Richard Goldstone fut le rédacteur d'un rapport rédigé au lendemain de l'opération «Plomb durci», dont le contenu connut un fort retentissement. Il estime nécessaire aujourd’hui de corriger ses conclusions. Les journaux ont mentionné le fait, mais sans toujours entrer dans le détail de son nouveau texte, publié dans le Washington Post du 1er avril 2011. Nous croyons nécessaire de le proposer à nos lecteurs dans son intégralité.


Retour sur le rapport Goldstone. Israël et les crimes de guerre. — Nous en savons bien plus aujourd’hui sur ce qui s’est passé en 2008-2009 au cours de la guerre de Gaza qu’au moment où je présidais la mission d’enquête du Conseil des Droits de l’Homme des Nations-Unies. Si j’avais su alors ce que je sais aujourd’hui, le document qu’est le rapport Goldstone eût été différent.

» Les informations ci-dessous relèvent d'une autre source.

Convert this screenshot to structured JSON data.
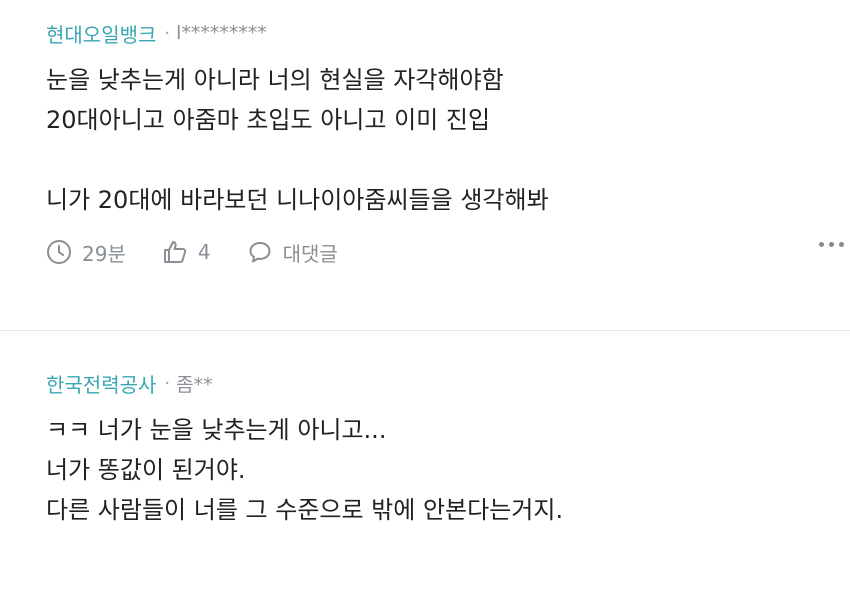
{
  "comments": [
    {
      "company": "현대오일뱅크",
      "dot": "·",
      "author": "l*********",
      "lines": [
        "눈을 낮추는게 아니라 너의 현실을 자각해야함",
        "20대아니고 아줌마 초입도 아니고 이미 진입",
        "",
        "니가 20대에 바라보던 니나이아줌씨들을 생각해봐"
      ],
      "time": "29분",
      "likes": "4",
      "reply_label": "대댓글"
    },
    {
      "company": "한국전력공사",
      "dot": "·",
      "author": "좀**",
      "lines": [
        "ㅋㅋ 너가 눈을 낮추는게 아니고...",
        "너가 똥값이 된거야.",
        "다른 사람들이 너를 그 수준으로 밖에 안본다는거지."
      ]
    }
  ]
}
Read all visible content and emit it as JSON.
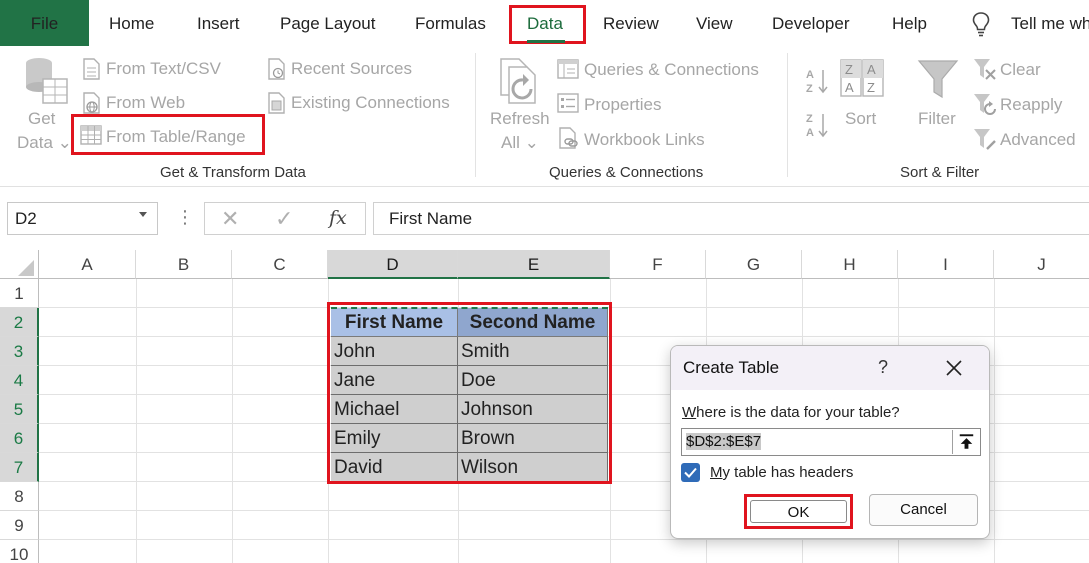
{
  "tabs": {
    "file": "File",
    "home": "Home",
    "insert": "Insert",
    "page_layout": "Page Layout",
    "formulas": "Formulas",
    "data": "Data",
    "review": "Review",
    "view": "View",
    "developer": "Developer",
    "help": "Help",
    "tell_me": "Tell me wh"
  },
  "ribbon": {
    "get_transform": {
      "get_data_line1": "Get",
      "get_data_line2": "Data ⌄",
      "from_text_csv": "From Text/CSV",
      "from_web": "From Web",
      "from_table_range": "From Table/Range",
      "recent_sources": "Recent Sources",
      "existing_connections": "Existing Connections",
      "group_label": "Get & Transform Data"
    },
    "queries": {
      "refresh_line1": "Refresh",
      "refresh_line2": "All ⌄",
      "queries_connections": "Queries & Connections",
      "properties": "Properties",
      "workbook_links": "Workbook Links",
      "group_label": "Queries & Connections"
    },
    "sort_filter": {
      "sort": "Sort",
      "filter": "Filter",
      "clear": "Clear",
      "reapply": "Reapply",
      "advanced": "Advanced",
      "group_label": "Sort & Filter"
    }
  },
  "formula_bar": {
    "name_box": "D2",
    "content": "First Name",
    "fx": "fx",
    "cancel": "✕",
    "enter": "✓",
    "dots": "⋮"
  },
  "grid": {
    "columns": [
      "A",
      "B",
      "C",
      "D",
      "E",
      "F",
      "G",
      "H",
      "I",
      "J"
    ],
    "rows": [
      "1",
      "2",
      "3",
      "4",
      "5",
      "6",
      "7",
      "8",
      "9",
      "10"
    ],
    "table": {
      "headers": [
        "First Name",
        "Second Name"
      ],
      "rows": [
        [
          "John",
          "Smith"
        ],
        [
          "Jane",
          "Doe"
        ],
        [
          "Michael",
          "Johnson"
        ],
        [
          "Emily",
          "Brown"
        ],
        [
          "David",
          "Wilson"
        ]
      ]
    }
  },
  "dialog": {
    "title": "Create Table",
    "help": "?",
    "prompt_underlined": "W",
    "prompt_rest": "here is the data for your table?",
    "range_value": "$D$2:$E$7",
    "checkbox_checked": true,
    "checkbox_label_underlined": "M",
    "checkbox_label_rest": "y table has headers",
    "ok": "OK",
    "cancel": "Cancel"
  },
  "colors": {
    "accent_green": "#217346",
    "highlight_red": "#e0141e",
    "header_blue": "#a9c0e6",
    "selection_gray": "#cfcfcf",
    "checkbox_blue": "#2f6bb8"
  }
}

Le rapport définitif qui suivit — celui de la commission d’experts indépendants des Nations-Unies présidée par la magistrate new-yorkaise Mary McGowan Davis —, sur recommandation du rapport Goldstone, a conclu qu’Israël «avait doté de moyens importants l’enquête portant sur les 400 allégations de fautes dans la conduite des opérations à Gaza», alors que «les autorités de fait (à savoir le Hamas) n’avaient pas mené la moindre enquête sur les tirs de roquettes et de mortier contre Israël ».

Notre rapport a mis en évidence de possibles crimes de guerre, « voire des crimes contre l’humanité », commis tant par Israël que par le Hamas. Que les crimes imputés au Hamas aient été intentionnels va sans dire — ses roquettes prenaient délibérément et sans distinction des civils pour cibles.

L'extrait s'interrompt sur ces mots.